Монарх говорил холодно. Он всей душой надеялся, что после упокоения нежити весь этот кошмар закончится. Но нет же. Все лишь усугубилось. Теперь вместо досужих сплетен у него за спиной его в открытую полоскали в его собственном доме. На глазах у сына. Да и кто? Приезжая зазнавшаяся колдунья!
– Хватит лжи! – Гвин вскочила с места, тряхнула головой. – Сколько можно отрицать? Вы отвели Ашаду на галерею над морем и сбросили вниз!
– Да как ты смеешь! – Бариан Мейхарт тоже встал. – Ашада была попросту безумна в своих заблуждениях. Так же, как и ты сейчас, девочка.
– Хватит отпираться! – не сдавалась адептка. – Я выведу вас на чистую воду, ваше величество, и заставлю заплатить за ее смерть!
В этот момент Гвин поняла две вещи.
Первое: она кричала. Повысила голос на короля. Неосознанно. Она стояла, уперевшись руками в холодную поверхность стола, и орала на растерявшегося монарха так, как прежде никогда и ни на кого кричать себе не позволяла. Ей хотелось выплеснуть на него весь свой гнев. С горечью она желала, чтобы Бариан Мейхарт захлебнулся отчаянием Ашады, болью Сархиса и одиночеством Ивроса. Пепел одной разрушенной семьи оседал на шатком благополучии другой.
Второе: мягкий гул нарастал в воздухе по мере того, как голос Гвин повышался. Сначала едва уловимо, но теперь – весьма ощутимо. От него завибрировала мебель, задрожала посуда, жалобно зазвенели канделябры и доспехи на стойках, а с потолочных балок посыпался мелкий мусор. И причиной не были чары самой Гвинейн, пусть даже и случайные. Это Иврос отзывался на ее слова. Адептка узнала его разлившуюся энергию безошибочно.
Колдун сидел, опустив голову, будто изучал свои колени. Темные волосы падали на лицо, скрывали его выражение. Он молчал. Никак не демонстрировал эмоций. За него это делала окружающая обстановка.
Гвин набрала в грудь побольше воздуха и выпалила, хоть теперь и чуть сдержаннее:
– Клянусь, я этого так не оставлю.
Большая ладонь Ивроса ласково легла на ее левую руку. Мягко сжала напряженные пальцы женщины.
– Не надо, Гвин. Он того не стоит, – хрипло произнес молодой лесник.
Тишина наполнила зал. Живая и плотная, как свежая патока. Замерли ожившая мебель и предметы утвари. Никакого звона. Никакого гула.
А потом раздался хлопок. За ним еще один. И еще.
Авериус Гарана неспешно аплодировал. Он с явным удовольствием покачал головой и изрек то, чего никто от него не ждал:
– Восхитительно.
Впрочем, восхищения эта картина больше ни у кого не вызвала.

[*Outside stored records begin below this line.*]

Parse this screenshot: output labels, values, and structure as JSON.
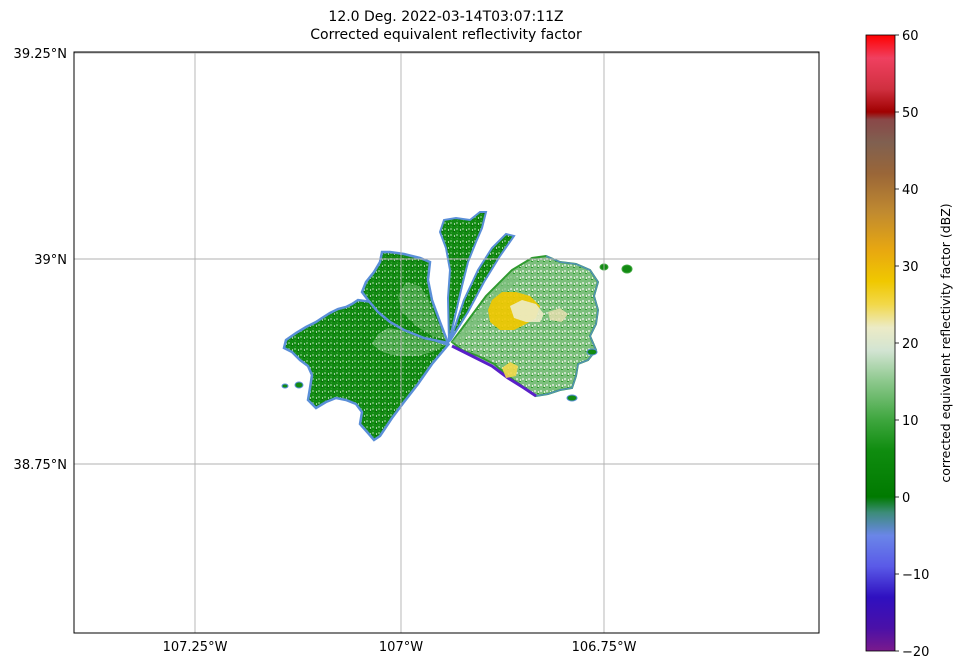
{
  "title": {
    "line1": "12.0 Deg. 2022-03-14T03:07:11Z",
    "line2": "Corrected equivalent reflectivity factor"
  },
  "map": {
    "lat_ticks": [
      "39.25°N",
      "39°N",
      "38.75°N"
    ],
    "lon_ticks": [
      "107.25°W",
      "107°W",
      "106.75°W"
    ],
    "grid": true,
    "extent": {
      "lon_min": -107.397,
      "lon_max": -106.488,
      "lat_min": 38.544,
      "lat_max": 39.254
    },
    "radar_site": {
      "lon": -106.94,
      "lat": 38.89
    }
  },
  "colorbar": {
    "label": "corrected equivalent reflectivity factor (dBZ)",
    "ticks": [
      "60",
      "50",
      "40",
      "30",
      "20",
      "10",
      "0",
      "−10",
      "−20"
    ],
    "range": [
      -20,
      60
    ],
    "colors": [
      {
        "value": -20,
        "color": "#7a1a8c"
      },
      {
        "value": -17,
        "color": "#4a10a8"
      },
      {
        "value": -13,
        "color": "#2f10c0"
      },
      {
        "value": -9,
        "color": "#5a5ae8"
      },
      {
        "value": -5,
        "color": "#6a86e8"
      },
      {
        "value": -2,
        "color": "#3c8c78"
      },
      {
        "value": 0,
        "color": "#007a00"
      },
      {
        "value": 6,
        "color": "#0f8c0f"
      },
      {
        "value": 10,
        "color": "#3ea63e"
      },
      {
        "value": 15,
        "color": "#8cc88c"
      },
      {
        "value": 19,
        "color": "#d2e4d2"
      },
      {
        "value": 22,
        "color": "#ecebc6"
      },
      {
        "value": 25,
        "color": "#f2d84a"
      },
      {
        "value": 28,
        "color": "#f0c800"
      },
      {
        "value": 32,
        "color": "#e8a810"
      },
      {
        "value": 37,
        "color": "#c08a30"
      },
      {
        "value": 42,
        "color": "#9a6638"
      },
      {
        "value": 46,
        "color": "#806050"
      },
      {
        "value": 49,
        "color": "#8a4848"
      },
      {
        "value": 50,
        "color": "#a00000"
      },
      {
        "value": 53,
        "color": "#d03040"
      },
      {
        "value": 57,
        "color": "#f04060"
      },
      {
        "value": 60,
        "color": "#ff0000"
      }
    ]
  }
}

Керика как-то странно улыбалась – недоброй хищной улыбкой, какой иной охотник встречает добычу.
Трое других чародеев смотрели с нескрываемым удивлением.
На лице короля застыл испуг. Бариан Мейхарт даже опустился на место.
А Кевендил… тихий и спокойный Кевендил буравил сердитым взглядом руку чужого мужчины, что сейчас сжимала ладонь его жены самым неподобающим образом. Этот взгляд обжигал. На щеках принца проступили розовые пятна.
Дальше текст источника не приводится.